NEON Ecosphere MS Figure-Making Workspace (10)

The tree structure in the upper-left represents the data directory structure constructed within the project root directory. Red dotted lines represent explicit linkages between NEON data products via shared data fields. (a) Sequence metadata is downloaded from NEON data product DP1.10108.001 (Soil microbe marker gene sequences) using the downloadSequenceMetadata() function. (b) Raw microbe marker gene sequence data is downloaded from NEON based on the sequence metadata using the downloadRawSequenceData() function. (c) Soil physical and chemical data is downloaded from NEON data product DP1.10086.001 using the downloadRawSoilData() function. (d) Taxonomic reference datasets (e.g. SILVA, UNITE) are added separately by the user.

Output data

The Process (16S/ITS) Sequences and Add Environmental Variables to 16S Data vignettes demonstrate how to process the NEON data inputs into useful sample-abundance tables with accompanying environmental data.

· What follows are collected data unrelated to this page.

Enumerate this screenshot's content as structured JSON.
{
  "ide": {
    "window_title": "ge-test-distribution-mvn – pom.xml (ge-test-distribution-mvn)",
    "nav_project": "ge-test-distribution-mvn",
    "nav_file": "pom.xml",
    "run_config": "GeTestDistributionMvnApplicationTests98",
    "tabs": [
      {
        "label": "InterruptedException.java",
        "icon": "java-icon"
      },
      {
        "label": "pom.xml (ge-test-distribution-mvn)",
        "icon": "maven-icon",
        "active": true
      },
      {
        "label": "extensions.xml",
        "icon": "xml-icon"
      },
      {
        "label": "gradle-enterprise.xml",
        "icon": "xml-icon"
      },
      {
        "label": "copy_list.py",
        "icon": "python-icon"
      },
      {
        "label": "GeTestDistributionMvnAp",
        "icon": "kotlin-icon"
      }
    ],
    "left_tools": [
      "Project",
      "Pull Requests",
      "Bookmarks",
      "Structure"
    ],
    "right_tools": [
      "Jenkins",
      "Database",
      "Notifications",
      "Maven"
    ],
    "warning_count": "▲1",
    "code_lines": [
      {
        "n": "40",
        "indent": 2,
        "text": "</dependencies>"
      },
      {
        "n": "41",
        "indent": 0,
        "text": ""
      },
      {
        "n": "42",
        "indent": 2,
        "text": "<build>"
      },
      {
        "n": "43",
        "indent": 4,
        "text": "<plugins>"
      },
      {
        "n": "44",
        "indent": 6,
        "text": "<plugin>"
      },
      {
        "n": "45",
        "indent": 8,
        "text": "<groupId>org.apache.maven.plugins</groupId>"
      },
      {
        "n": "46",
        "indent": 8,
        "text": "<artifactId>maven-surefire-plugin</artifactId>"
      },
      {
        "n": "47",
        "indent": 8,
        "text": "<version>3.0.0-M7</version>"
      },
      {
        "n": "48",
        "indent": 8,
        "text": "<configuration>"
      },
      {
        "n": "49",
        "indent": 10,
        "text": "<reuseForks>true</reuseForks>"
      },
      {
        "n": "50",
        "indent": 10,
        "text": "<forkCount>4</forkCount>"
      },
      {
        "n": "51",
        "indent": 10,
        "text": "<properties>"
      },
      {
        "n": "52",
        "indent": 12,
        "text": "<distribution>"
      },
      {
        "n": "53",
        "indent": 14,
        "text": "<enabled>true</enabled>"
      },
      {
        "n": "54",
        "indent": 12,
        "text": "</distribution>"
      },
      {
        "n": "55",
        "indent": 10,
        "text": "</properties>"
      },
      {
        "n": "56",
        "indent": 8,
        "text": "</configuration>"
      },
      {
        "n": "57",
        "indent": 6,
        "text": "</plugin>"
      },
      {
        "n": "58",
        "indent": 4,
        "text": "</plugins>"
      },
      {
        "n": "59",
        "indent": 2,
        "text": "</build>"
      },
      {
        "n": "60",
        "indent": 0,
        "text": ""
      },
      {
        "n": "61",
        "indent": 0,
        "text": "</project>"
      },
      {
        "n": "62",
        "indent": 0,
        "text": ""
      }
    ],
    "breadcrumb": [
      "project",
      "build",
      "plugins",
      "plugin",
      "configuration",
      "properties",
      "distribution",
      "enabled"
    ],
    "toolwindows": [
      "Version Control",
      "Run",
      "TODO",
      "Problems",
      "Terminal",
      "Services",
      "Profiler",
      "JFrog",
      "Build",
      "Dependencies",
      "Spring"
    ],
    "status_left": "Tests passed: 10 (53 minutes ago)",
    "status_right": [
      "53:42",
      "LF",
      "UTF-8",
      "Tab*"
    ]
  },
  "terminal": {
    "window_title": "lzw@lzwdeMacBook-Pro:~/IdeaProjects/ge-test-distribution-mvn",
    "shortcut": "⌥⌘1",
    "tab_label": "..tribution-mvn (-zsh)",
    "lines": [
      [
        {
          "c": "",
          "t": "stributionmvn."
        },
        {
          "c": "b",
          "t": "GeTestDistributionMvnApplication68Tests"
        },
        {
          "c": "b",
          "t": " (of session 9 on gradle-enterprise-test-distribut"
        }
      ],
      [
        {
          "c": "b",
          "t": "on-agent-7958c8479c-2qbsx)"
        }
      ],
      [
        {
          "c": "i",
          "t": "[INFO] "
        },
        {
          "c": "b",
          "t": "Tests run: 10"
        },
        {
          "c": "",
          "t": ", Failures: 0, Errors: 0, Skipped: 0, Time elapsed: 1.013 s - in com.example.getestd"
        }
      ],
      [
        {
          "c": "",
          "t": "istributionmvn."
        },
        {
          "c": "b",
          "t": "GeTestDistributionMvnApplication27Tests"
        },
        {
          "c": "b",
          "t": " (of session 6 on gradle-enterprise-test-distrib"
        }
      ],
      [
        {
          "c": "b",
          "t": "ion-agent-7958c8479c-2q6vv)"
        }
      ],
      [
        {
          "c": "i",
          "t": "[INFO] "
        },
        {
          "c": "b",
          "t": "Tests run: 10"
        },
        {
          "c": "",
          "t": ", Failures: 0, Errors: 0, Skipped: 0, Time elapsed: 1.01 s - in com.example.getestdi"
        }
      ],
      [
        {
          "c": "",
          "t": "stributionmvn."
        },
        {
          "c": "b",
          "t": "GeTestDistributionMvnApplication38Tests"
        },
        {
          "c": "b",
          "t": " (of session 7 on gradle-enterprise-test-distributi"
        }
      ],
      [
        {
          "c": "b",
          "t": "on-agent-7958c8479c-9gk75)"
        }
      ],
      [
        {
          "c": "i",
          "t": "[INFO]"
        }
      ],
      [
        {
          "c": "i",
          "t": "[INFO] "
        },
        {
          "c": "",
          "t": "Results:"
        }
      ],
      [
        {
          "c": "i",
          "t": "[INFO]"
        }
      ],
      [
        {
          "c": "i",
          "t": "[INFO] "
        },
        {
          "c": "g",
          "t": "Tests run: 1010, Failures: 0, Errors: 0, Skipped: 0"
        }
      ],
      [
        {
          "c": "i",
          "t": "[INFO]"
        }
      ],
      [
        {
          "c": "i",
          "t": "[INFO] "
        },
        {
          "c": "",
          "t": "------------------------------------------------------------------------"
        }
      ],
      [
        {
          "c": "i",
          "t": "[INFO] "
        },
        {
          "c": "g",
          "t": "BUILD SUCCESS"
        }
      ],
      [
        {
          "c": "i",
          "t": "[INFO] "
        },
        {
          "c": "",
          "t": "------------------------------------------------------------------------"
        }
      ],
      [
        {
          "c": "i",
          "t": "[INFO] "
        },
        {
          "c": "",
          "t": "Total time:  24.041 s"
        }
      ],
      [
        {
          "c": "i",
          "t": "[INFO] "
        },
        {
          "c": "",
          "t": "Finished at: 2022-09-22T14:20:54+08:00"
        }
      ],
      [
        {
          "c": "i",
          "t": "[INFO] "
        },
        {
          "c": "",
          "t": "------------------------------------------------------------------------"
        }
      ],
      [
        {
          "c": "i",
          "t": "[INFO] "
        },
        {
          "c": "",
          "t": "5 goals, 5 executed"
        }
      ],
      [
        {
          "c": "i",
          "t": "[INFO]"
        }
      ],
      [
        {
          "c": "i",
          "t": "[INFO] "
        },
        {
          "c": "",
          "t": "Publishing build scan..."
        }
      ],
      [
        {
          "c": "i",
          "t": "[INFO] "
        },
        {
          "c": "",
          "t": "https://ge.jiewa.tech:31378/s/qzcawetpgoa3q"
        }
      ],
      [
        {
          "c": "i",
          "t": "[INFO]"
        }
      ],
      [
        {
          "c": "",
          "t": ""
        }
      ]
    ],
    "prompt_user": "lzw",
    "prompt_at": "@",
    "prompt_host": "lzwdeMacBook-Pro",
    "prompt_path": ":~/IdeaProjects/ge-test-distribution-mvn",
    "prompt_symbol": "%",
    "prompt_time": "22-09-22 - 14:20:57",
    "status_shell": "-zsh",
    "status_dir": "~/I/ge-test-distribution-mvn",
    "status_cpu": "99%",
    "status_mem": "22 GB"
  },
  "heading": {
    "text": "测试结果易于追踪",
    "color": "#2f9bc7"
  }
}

By default, output data from neonMicrobe is written to the outputs/ directory.

─ outputs
  ├── mid_process
  │   ├── 16S
  │   └── ITS
  └── track_reads
      ├── 16S
      └── ITS

The mid_process/ subdirectory contains files in the middle of being processed -- for example, fastq files that have been trimmed or filtered, and sequencing run-specific ASV tables that have not yet been joined together. Once the desired outputs have been created, you may choose to clear the contents of mid_process/, or leave them to retrace your processing steps.

The track_reads/ subdirectory contains tables tracking the number of reads remaining at each step in the pipeline, from the "raw" sequence files downloaded from NEON to the ASV table. These tables can be useful for pinpointing steps and samples for which an unusual number of reads were lost.

(Coming soon: When the processing batch feature is released, the default outputs directory will be switched to batch_outputs. More on this later!)